In: Accounting
ROI can be compared with the rate of return on opportunities elsewhere, inside or outside the company” Discuss the statement. Similarly, compare and Contrast different methods of Financial Performance Measurement”.
ROI is the abbreviation of Return on Investment. It is a very commonly used financial measure for Profitability. It is calculated as a percentage the formula being {(Current value of investment- Cost of Investment)/Cost of Investment} *100OR Return from Investment/ Investment *100. It measures the return and efficiency of an investment, and is used to compare different investments.
Lets understand this using an example.
let us consider two investment opportunities A and B. Investment and cash flow from project A and B is given as :
Project A | Project B | |
Investment | 1000 | 2000 |
Cash Flow | 500 | 700 |
Return on Investment | 50% | 35% |
Calculating the Return on investment for various projects will give us the idea which is the better one.
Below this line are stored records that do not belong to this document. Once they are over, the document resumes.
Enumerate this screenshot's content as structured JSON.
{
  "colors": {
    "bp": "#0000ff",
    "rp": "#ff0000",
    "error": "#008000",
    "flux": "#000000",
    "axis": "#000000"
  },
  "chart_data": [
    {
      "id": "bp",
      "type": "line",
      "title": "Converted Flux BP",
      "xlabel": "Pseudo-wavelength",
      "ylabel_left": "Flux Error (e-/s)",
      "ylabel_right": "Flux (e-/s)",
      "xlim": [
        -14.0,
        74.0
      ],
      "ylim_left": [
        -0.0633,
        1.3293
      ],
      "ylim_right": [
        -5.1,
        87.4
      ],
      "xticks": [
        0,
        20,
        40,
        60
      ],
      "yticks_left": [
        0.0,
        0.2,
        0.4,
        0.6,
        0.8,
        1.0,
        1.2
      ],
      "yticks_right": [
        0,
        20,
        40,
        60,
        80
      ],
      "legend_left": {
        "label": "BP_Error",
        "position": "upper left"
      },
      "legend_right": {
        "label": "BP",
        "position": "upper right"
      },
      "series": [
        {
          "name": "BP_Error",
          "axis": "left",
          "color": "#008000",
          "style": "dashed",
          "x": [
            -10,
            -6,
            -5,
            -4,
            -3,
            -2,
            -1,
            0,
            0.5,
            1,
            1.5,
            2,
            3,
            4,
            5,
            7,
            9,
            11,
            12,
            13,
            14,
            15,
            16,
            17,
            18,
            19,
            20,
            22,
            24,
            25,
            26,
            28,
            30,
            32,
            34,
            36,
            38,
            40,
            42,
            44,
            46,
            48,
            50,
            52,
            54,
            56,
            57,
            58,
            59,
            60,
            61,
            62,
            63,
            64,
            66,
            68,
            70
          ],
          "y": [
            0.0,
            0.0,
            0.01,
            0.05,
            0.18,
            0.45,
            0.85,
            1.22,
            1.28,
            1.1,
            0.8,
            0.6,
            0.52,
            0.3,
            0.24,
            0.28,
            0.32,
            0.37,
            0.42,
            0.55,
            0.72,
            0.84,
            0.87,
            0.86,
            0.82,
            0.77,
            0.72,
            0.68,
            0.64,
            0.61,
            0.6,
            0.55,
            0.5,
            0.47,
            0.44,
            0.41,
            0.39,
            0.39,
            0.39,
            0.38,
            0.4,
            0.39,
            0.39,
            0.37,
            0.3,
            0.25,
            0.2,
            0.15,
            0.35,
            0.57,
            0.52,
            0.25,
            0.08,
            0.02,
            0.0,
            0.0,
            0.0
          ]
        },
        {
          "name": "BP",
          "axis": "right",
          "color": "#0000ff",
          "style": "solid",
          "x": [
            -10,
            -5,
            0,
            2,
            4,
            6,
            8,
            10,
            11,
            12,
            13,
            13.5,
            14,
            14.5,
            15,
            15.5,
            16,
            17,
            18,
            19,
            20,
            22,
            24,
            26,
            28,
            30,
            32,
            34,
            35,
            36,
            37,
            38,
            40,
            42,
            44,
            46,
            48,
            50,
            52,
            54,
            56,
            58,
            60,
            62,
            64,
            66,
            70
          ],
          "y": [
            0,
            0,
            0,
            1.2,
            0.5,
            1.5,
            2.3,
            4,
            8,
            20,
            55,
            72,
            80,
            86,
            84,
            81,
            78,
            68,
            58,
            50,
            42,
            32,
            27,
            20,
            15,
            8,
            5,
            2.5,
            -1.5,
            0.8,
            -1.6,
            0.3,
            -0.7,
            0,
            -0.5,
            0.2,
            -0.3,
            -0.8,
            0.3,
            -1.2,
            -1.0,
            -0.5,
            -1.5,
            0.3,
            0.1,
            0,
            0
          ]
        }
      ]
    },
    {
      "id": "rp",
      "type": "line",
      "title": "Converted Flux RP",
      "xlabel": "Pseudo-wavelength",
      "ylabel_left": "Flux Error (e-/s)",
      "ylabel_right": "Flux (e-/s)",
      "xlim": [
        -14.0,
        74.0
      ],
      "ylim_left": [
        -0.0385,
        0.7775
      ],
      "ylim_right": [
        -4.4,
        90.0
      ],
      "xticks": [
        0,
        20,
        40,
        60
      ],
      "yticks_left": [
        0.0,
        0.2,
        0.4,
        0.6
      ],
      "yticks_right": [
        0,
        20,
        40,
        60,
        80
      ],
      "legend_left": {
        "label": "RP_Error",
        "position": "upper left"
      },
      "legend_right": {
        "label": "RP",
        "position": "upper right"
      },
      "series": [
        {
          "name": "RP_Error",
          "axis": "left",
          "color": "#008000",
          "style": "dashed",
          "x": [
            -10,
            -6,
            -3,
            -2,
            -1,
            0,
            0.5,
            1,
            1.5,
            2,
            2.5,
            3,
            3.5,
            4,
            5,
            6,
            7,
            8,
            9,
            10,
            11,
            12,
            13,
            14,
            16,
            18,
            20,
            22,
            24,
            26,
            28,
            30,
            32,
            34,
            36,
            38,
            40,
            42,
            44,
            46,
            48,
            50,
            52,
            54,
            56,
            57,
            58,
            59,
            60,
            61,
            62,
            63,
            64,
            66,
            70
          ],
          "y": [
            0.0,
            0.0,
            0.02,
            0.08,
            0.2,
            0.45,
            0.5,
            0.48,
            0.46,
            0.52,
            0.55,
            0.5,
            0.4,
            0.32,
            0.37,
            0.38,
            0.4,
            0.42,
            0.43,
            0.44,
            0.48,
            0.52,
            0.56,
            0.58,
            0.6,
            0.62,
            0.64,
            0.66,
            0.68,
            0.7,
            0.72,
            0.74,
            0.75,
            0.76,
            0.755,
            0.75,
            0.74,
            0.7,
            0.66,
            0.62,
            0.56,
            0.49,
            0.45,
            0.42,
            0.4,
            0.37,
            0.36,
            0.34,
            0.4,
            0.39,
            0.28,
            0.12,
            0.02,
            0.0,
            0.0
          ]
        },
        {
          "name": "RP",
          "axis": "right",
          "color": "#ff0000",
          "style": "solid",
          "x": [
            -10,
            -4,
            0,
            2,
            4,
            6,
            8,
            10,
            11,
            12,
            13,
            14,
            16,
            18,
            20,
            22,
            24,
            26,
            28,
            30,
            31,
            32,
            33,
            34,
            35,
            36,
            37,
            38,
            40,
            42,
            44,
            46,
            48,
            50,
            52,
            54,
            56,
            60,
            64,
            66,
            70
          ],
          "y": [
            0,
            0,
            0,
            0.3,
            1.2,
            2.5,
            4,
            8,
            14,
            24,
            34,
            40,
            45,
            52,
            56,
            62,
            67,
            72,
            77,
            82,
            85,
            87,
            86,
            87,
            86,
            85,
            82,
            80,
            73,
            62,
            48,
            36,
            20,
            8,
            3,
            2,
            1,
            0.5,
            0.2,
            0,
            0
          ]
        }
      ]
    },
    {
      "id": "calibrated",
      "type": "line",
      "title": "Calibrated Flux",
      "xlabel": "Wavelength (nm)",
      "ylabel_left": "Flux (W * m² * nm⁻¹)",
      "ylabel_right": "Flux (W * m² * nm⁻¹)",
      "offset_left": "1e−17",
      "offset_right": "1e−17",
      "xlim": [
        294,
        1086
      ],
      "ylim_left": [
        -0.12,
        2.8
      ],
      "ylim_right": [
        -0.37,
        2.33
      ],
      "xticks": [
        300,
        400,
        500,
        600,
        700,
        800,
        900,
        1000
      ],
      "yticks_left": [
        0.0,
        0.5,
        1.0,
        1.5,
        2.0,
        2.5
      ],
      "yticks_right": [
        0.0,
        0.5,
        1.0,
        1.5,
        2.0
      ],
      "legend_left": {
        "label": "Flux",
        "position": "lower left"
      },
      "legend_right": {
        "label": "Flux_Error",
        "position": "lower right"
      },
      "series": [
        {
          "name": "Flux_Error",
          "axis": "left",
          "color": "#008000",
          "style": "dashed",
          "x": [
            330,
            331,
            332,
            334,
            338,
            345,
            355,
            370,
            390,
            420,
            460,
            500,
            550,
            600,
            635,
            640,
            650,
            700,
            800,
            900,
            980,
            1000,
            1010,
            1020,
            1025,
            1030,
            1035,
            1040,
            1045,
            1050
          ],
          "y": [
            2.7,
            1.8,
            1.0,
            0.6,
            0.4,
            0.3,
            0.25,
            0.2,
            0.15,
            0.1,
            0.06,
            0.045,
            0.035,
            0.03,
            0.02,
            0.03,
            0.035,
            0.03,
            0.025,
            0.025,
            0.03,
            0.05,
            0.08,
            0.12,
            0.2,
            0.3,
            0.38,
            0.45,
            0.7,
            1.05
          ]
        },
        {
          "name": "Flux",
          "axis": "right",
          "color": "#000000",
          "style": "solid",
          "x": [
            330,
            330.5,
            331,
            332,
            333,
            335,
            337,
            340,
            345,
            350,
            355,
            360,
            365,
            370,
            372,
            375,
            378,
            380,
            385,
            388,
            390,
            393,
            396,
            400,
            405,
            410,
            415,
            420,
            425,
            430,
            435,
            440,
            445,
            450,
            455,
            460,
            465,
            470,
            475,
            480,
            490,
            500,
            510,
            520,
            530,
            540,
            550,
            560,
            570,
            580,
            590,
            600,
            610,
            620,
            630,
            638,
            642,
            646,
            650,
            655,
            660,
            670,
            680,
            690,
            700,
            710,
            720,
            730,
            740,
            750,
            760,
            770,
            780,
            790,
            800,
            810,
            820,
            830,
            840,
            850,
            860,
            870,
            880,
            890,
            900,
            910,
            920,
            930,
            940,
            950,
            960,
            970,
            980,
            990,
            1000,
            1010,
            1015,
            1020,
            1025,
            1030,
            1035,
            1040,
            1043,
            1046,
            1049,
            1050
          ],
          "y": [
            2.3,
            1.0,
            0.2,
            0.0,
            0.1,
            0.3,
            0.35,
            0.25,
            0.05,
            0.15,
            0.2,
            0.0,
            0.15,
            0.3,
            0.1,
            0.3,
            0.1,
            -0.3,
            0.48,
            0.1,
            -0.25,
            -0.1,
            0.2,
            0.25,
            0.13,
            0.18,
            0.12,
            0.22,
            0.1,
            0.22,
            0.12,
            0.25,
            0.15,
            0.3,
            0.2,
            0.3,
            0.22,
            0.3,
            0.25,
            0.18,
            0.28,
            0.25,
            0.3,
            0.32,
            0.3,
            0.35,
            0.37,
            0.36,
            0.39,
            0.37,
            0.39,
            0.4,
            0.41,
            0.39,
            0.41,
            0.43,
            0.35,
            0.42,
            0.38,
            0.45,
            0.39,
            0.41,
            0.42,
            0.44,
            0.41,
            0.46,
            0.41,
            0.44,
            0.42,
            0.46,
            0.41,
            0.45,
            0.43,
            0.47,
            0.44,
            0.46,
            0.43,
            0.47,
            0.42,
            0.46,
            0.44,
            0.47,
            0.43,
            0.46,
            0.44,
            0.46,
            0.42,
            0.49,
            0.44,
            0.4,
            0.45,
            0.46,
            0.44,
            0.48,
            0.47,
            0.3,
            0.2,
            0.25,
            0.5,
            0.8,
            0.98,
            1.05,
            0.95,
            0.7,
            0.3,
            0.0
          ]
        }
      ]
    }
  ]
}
Project B has a better cash flow, but return on investment is higher in project A. therefore we will go with Project A,
ROI can be used universally, even within the organisation while making capital budgeting decisions. Companies use ROI to measure the divisional performance within an organization, i.e. what is the return of individual department.
Financial performance can be measured by means of
1. Ratio analysis which measures the liquidity, profitability, operational efficiencies,
2. Horizontal Analysis: (Trend Analysis) : which helps to compare the data of a single company over a period of time,
3. Vertical Analysis: (Common size Financial statements): This includes the one years' operating results, and expresses each individual item as a % of a total. If we are preparing the Common size Balance sheet, then we take the total assets, if we are preparing the common size Income statement, then we will take the Total revenue.